On balance, ZEW financial experts are doodling with the fine points of the forecast and responding to short-term changes in events, but they seem to see a future with higher rates regardless of other things that change. Growth expectations are mixed this month, but with such a view growth can be expected in the future to come on strong and with that some stock market improvement seems likely as well. Of course, that statement is not withstanding the apparent overvaluation of stocks currently in the U.S. It is always hard to make blanket statements from macroeconomic conditions to their expectations for markets. Economic fundamentals change slowly and may reveal themselves at their own speed; yet, markets can and do turn on a dime.

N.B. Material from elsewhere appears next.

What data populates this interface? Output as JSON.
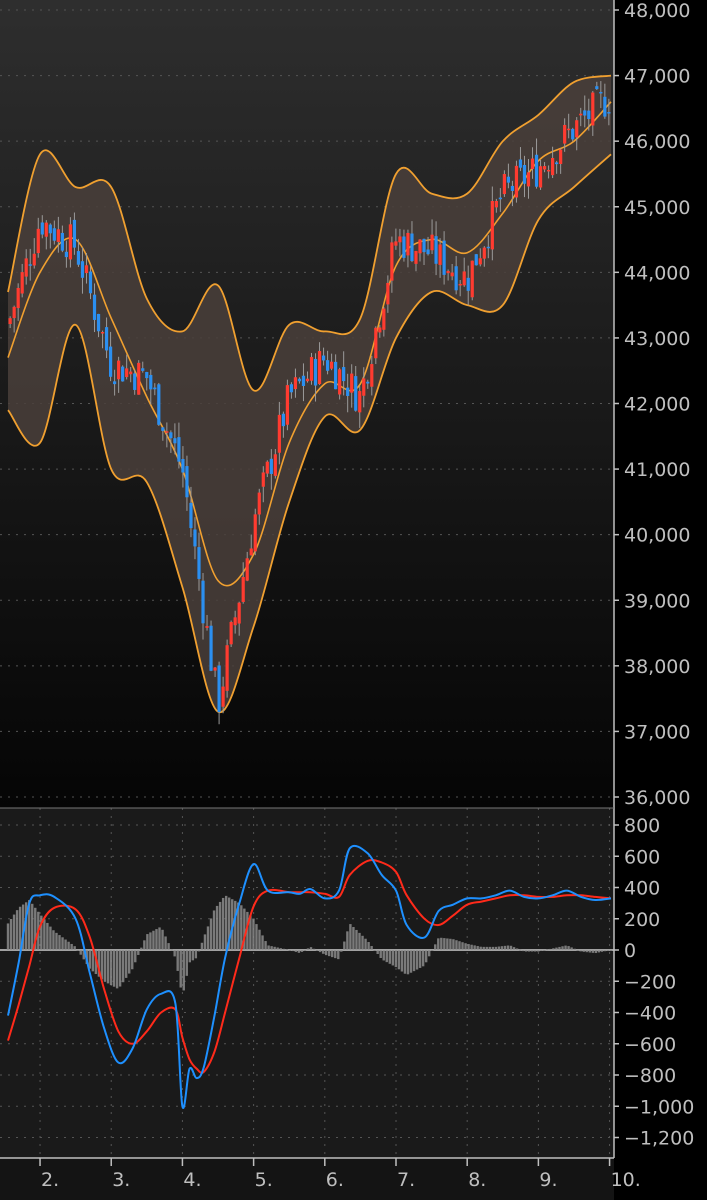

One interesting finding is the extent to which the U.S., EMU and Germany’s macroeconomic expectations have fluctuated together. Since 2011 there has been no major move in expectations that has not embraced all three regions. And they are moving together again. And despite the ZEW experts looking to higher interest rates, macro expectations are moving lower and are not strong. The average inflation expectation has a 38.5 percentile standing and yet the average long-term interest rate expectation has a 93.6 percentile standing. Yet, in a broad look at history, inflation actually is high and long-term interest rates are low. So where do those assessments come from? The forecast comparison of rates vs. inflation this month is about long-term normalcy being projected not about interest rates responding to inflation. Economic expectations have a very modest 51.4 percentile standing average, while the current economic situation evaluates as one of the stronger measures at a 68.5 percentile standing; it is only firm. These data point strongly to the notion that ZEW experts are not projecting rates from economic performance but rather from a feeling that it is time to get market rates, and to nudge forecasts, back to ‘normal.’ Are they right?